Russia’s plan to naturalize more foreign citizens seems to be working. In the first quarter of 2020, over 2.5 times more people received Russian citizenship compared to the same period in 2019.
In the first three months of the year, more than 161,000 people became Russian citizens. The same period in 2019 saw just 63,249. In recent years, an increasing number of people are receiving Russian citizenship, and new laws meant to attract more foreigners appear to be ramping up the growth even faster.
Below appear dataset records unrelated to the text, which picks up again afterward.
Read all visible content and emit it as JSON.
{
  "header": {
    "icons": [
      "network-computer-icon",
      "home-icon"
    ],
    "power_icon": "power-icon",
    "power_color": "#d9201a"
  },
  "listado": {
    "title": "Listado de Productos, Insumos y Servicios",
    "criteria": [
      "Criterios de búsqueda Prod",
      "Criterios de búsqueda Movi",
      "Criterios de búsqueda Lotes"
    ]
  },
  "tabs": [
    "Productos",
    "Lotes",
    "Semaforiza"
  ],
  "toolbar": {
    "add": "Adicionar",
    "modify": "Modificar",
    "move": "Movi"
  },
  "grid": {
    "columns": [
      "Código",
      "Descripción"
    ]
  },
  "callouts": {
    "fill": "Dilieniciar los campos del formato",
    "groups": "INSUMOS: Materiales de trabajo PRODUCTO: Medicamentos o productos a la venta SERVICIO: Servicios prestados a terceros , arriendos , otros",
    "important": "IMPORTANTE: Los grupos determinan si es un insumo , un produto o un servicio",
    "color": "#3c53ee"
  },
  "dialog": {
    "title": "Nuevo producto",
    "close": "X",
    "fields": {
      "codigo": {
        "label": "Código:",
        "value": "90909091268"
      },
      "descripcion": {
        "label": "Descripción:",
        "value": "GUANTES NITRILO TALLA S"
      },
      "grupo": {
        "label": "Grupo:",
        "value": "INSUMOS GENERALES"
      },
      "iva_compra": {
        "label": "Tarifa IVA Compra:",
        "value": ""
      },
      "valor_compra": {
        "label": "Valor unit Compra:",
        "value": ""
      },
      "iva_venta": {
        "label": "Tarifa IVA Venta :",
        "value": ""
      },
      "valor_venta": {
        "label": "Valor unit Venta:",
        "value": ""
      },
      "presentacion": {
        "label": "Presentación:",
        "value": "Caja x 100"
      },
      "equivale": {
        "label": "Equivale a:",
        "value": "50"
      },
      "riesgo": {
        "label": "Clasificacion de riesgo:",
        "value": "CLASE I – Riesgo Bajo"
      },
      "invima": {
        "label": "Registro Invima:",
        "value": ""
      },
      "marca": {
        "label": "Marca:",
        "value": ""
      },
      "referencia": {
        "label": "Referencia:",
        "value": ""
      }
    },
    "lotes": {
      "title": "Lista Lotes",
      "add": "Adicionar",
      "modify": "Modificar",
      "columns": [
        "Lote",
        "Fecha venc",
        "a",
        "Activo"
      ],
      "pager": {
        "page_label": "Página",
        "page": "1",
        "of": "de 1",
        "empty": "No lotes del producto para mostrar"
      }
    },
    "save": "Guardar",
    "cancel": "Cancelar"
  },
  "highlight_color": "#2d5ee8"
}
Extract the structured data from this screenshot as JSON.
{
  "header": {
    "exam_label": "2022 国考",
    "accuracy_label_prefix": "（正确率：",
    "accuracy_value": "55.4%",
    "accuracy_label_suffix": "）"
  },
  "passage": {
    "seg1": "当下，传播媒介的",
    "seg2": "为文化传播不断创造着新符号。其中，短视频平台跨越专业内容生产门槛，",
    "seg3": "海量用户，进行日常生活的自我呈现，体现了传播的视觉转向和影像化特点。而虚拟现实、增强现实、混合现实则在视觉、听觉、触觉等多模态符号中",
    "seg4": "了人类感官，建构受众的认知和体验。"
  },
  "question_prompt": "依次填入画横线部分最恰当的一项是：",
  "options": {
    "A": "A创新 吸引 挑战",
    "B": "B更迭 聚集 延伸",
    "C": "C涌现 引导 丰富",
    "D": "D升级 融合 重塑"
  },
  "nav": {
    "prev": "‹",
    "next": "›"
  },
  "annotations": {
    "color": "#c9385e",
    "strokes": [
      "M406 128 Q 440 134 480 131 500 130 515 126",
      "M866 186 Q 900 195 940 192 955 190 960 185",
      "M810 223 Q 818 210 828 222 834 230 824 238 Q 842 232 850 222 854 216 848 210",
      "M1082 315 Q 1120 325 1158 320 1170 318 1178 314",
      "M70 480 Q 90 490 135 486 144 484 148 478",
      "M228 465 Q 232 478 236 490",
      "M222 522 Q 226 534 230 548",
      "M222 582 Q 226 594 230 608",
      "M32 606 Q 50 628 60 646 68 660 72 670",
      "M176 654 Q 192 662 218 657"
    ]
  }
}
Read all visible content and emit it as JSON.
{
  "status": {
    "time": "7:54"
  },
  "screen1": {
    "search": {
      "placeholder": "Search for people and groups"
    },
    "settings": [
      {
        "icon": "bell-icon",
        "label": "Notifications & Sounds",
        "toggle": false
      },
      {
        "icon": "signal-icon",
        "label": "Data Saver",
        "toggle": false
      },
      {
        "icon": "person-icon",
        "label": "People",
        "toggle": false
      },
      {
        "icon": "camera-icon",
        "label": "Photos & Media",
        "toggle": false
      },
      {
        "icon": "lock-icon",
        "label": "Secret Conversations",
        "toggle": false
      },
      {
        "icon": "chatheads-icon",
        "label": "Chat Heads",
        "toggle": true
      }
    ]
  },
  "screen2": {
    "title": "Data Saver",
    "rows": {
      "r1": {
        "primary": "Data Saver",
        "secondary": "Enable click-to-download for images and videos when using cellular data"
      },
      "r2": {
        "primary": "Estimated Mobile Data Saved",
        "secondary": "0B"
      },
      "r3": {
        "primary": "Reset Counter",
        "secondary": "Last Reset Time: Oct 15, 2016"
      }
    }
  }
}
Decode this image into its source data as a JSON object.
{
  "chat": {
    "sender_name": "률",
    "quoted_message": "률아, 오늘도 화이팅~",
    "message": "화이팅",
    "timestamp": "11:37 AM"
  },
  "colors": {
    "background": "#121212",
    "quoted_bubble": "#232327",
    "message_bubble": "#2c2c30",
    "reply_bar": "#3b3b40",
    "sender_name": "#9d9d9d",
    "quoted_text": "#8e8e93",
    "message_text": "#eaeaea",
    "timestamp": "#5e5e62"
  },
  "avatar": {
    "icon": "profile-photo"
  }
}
In 2019, almost 498,000 people received Russian citizenship, a sharp rise from 269,400 in the previous year. Speaking to daily newspaper RBC, Nikita Mkrtchyan, an associate professor at the HSE Institute for Demography, said that the figure for 2020 might break the record and exceed all previous years.
Recently, the Russian government has passed several bills to simplify the process for foreigners to receive citizenship. In April 2019, President Vladimir Putin simplified the procedure for citizens of the Donetsk People’s Republic (DNR) and the Lugansk People’s Republic (LNR), two unrecognized self-proclaimed states in Eastern Ukraine. In April, Putin signed a new law allowing citizens of all nations to become Russian citizens without giving up their existing passports. The 2020 bill also simplified the procedure for citizens of Ukraine, Kazakhstan, Belarus, and Moldova, who now no longer need the pre-requisite five-years of residency in Russia to become citizens.
In the last four years, there have been more new Russian citizens from Ukraine (46.6 percent) than anywhere else. The second largest group were Kazakhs (12.9 percent), followed by Tajiks (10 percent). In 2019, after the new laws for people from LNR and DNR, the percentage of Ukrainians among new Russian citizens rose to 60%.